RunDataset
- class lightning_ir.data.dataset.RunDataset(run_path_or_id: Path | str, depth: int = -1, sample_size: int = -1, sampling_strategy: Literal['single_relevant', 'top', 'random', 'log_random', 'top_and_random'] = 'top', targets: Literal['relevance', 'subtopic_relevance', 'rank', 'score'] | None = None, normalize_targets: bool = False, add_docs_not_in_ranking: bool = False)[source]
Bases:
IRDataset
,Dataset
- __init__(run_path_or_id: Path | str, depth: int = -1, sample_size: int = -1, sampling_strategy: Literal['single_relevant', 'top', 'random', 'log_random', 'top_and_random'] = 'top', targets: Literal['relevance', 'subtopic_relevance', 'rank', 'score'] | None = None, normalize_targets: bool = False, add_docs_not_in_ranking: bool = False) None [source]
Dataset containing a list of queries with a ranked list of documents per query. Subsets of the ranked list can be sampled using different sampling strategies.
- Parameters:
run_path_or_id (Path | str) – Path to a run file or valid ir_datasets id
depth (int, optional) – Depth at which to cut off the ranking. If -1 the full ranking is kept, defaults to -1
sample_size (int, optional) – The number of documents to sample per query, defaults to -1
sampling_strategy (Literal['single_relevant', 'top', 'random', 'log_random', 'top_and_random'], optional) – The sample strategy to use to sample documents, defaults to “top”
targets (Literal['relevance', 'subtopic_relevance', 'rank', 'score'] | None, optional) – The data type to use as targets for a model during fine-tuning. If relevance the relevance judgements are parsed from qrels, defaults to None
normalize_targets (bool, optional) – Whether to normalize the targets between 0 and 1, defaults to False
add_docs_not_in_ranking (bool, optional) – Whether to add relevant to a sample that are in the qrels but not in the ranking, defaults to False
Methods
__init__
(run_path_or_id[, depth, ...])Dataset containing a list of queries with a ranked list of documents per query.

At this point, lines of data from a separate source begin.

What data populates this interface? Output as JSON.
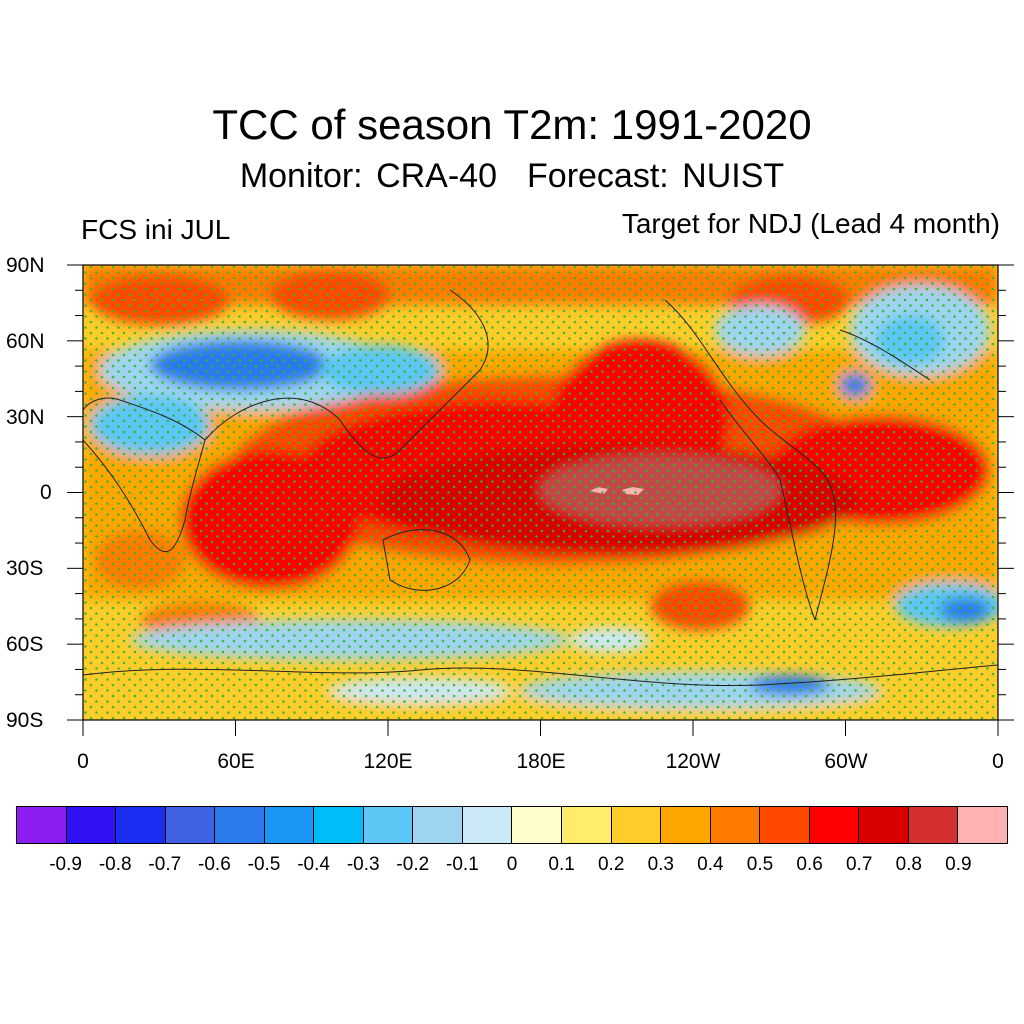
{
  "title": "TCC of season T2m: 1991-2020",
  "subtitle": {
    "monitor": "Monitor: CRA-40",
    "forecast": "Forecast: NUIST"
  },
  "left_label": "FCS ini JUL",
  "right_label": "Target for NDJ (Lead 4 month)",
  "map": {
    "projection": "cylindrical-equidistant",
    "lon_range": [
      0,
      360
    ],
    "lat_range": [
      -90,
      90
    ],
    "lat_ticks": [
      "90N",
      "60N",
      "30N",
      "0",
      "30S",
      "60S",
      "90S"
    ],
    "lon_ticks": [
      "0",
      "60E",
      "120E",
      "180E",
      "120W",
      "60W",
      "0"
    ],
    "stippling": "significance dots (green)",
    "coastlines": true
  },
  "colorbar": {
    "colors": [
      "#8c1cf2",
      "#3010f5",
      "#1a2df0",
      "#3f62e4",
      "#2b7aee",
      "#1a96f5",
      "#00bcf7",
      "#5cc6f5",
      "#9fd4f0",
      "#cbe8f8",
      "#fffdcc",
      "#ffed6a",
      "#ffcd2a",
      "#ffa600",
      "#ff7b00",
      "#ff4800",
      "#ff0000",
      "#d90000",
      "#d53030",
      "#ffb2b4"
    ],
    "labels": [
      "-0.9",
      "-0.8",
      "-0.7",
      "-0.6",
      "-0.5",
      "-0.4",
      "-0.3",
      "-0.2",
      "-0.1",
      "0",
      "0.1",
      "0.2",
      "0.3",
      "0.4",
      "0.5",
      "0.6",
      "0.7",
      "0.8",
      "0.9"
    ]
  }
}
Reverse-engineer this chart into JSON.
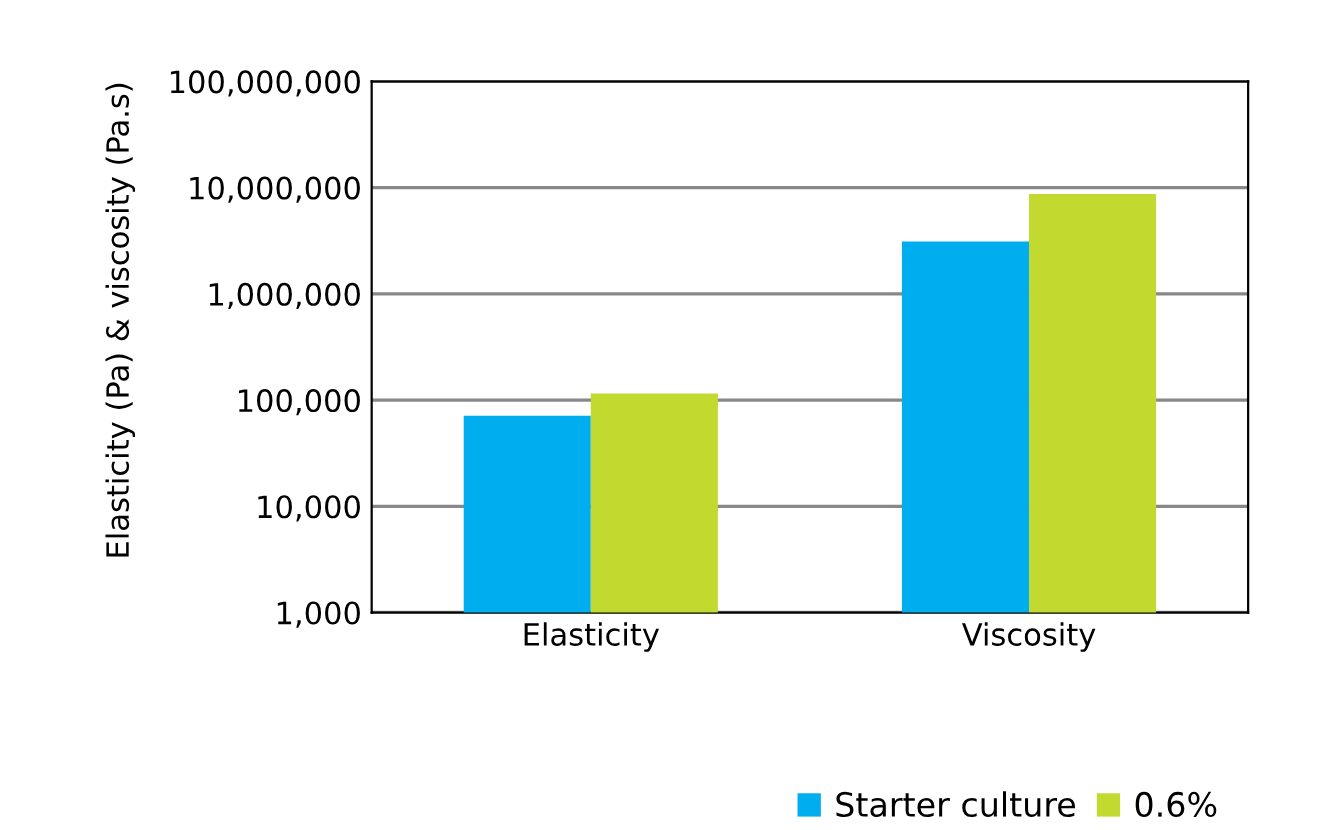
{
  "chart_data": {
    "type": "bar",
    "ylabel": "Elasticity (Pa) & viscosity (Pa.s)",
    "categories": [
      "Elasticity",
      "Viscosity"
    ],
    "series": [
      {
        "name": "Starter culture",
        "color": "#00aeef",
        "values": [
          71000,
          3100000
        ]
      },
      {
        "name": "0.6%",
        "color": "#c2d92f",
        "values": [
          115000,
          8700000
        ]
      }
    ],
    "log": true,
    "ylim": [
      1000,
      100000000
    ],
    "yticks": [
      {
        "value": 1000,
        "label": "1,000"
      },
      {
        "value": 10000,
        "label": "10,000"
      },
      {
        "value": 100000,
        "label": "100,000"
      },
      {
        "value": 1000000,
        "label": "1,000,000"
      },
      {
        "value": 10000000,
        "label": "10,000,000"
      },
      {
        "value": 100000000,
        "label": "100,000,000"
      }
    ],
    "grid": "y",
    "legend": "bottom right"
  }
}
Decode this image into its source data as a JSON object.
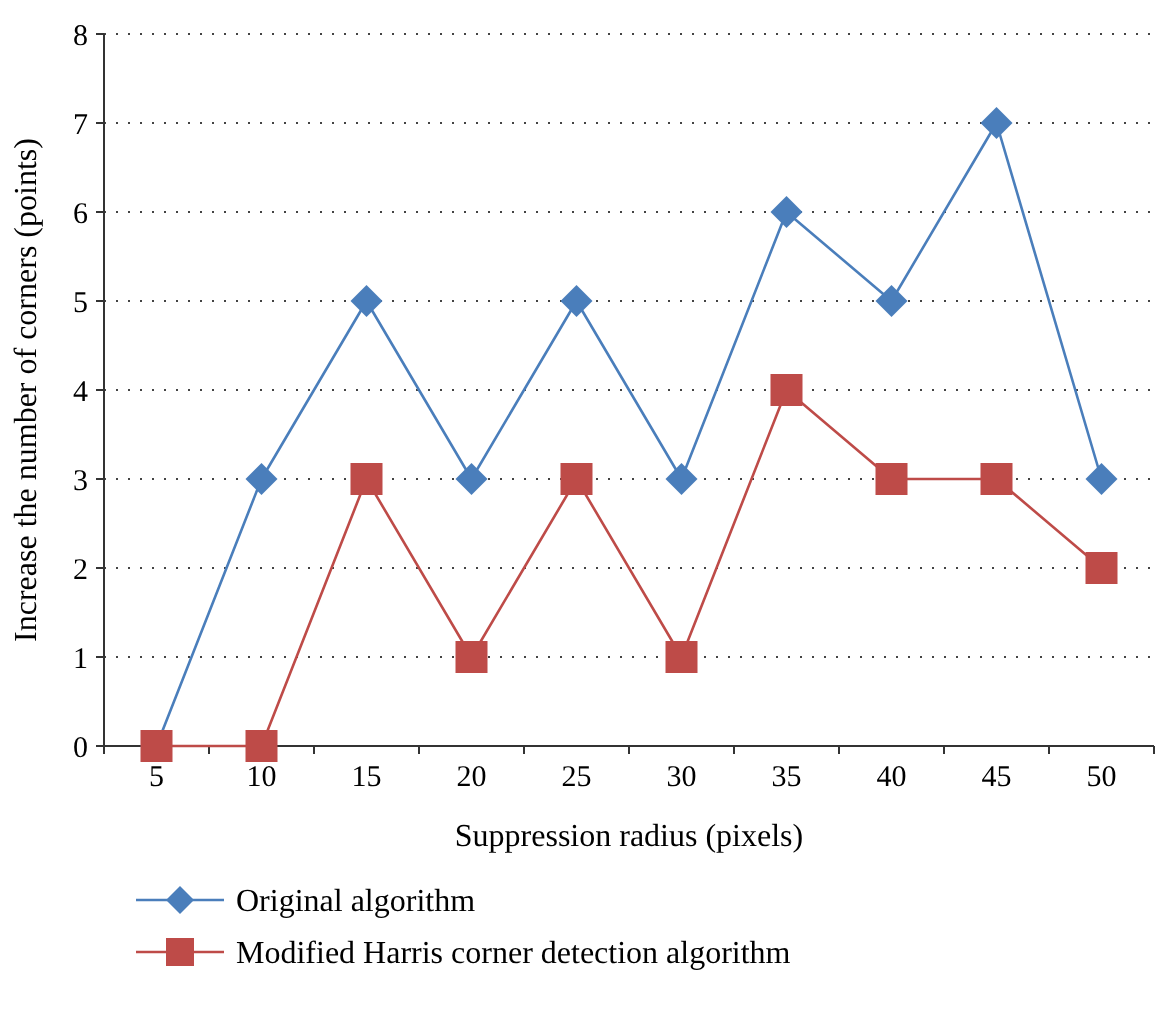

Downloads docs, queries, scoreddocs, and qrels using ir_datasets if needed and available.
Attributes
The qrels in the dataset.
- property DASHED_DATASET_MAP: Dict[str, str]
Map of dataset names with dashes to dataset names with slashes.
- Returns:
Dataset map
- Return type:
Dict[str, str]
- property docs: Docstore | Dict[str, GenericDoc]
Documents in the dataset.
- Raises:
ValueError – If no documents are found in the dataset
- Returns:
Documents
- Return type:
ir_datasets.indices.Docstore | Dict[str, GenericDoc]
- property docs_dataset_id: str
ID of the dataset containing the documents.
- Returns:
Document dataset id
- Return type:
str
- property ir_dataset: Dataset | None
Instance of ir_datasets.Dataset.
- Returns:
ir_datasets dataset
- Return type:
ir_datasets.Dataset | None
- prepare_constituent(constituent: Literal['qrels', 'queries', 'docs', 'scoreddocs', 'docpairs']) None
Downloads the constituent of the dataset using ir_datasets if needed.
- Parameters:
constituent (Literal["qrels", "queries", "docs", "scoreddocs", "docpairs"]) – Constituent to download
- prepare_data() None [source]
Downloads docs, queries, scoreddocs, and qrels using ir_datasets if needed and available.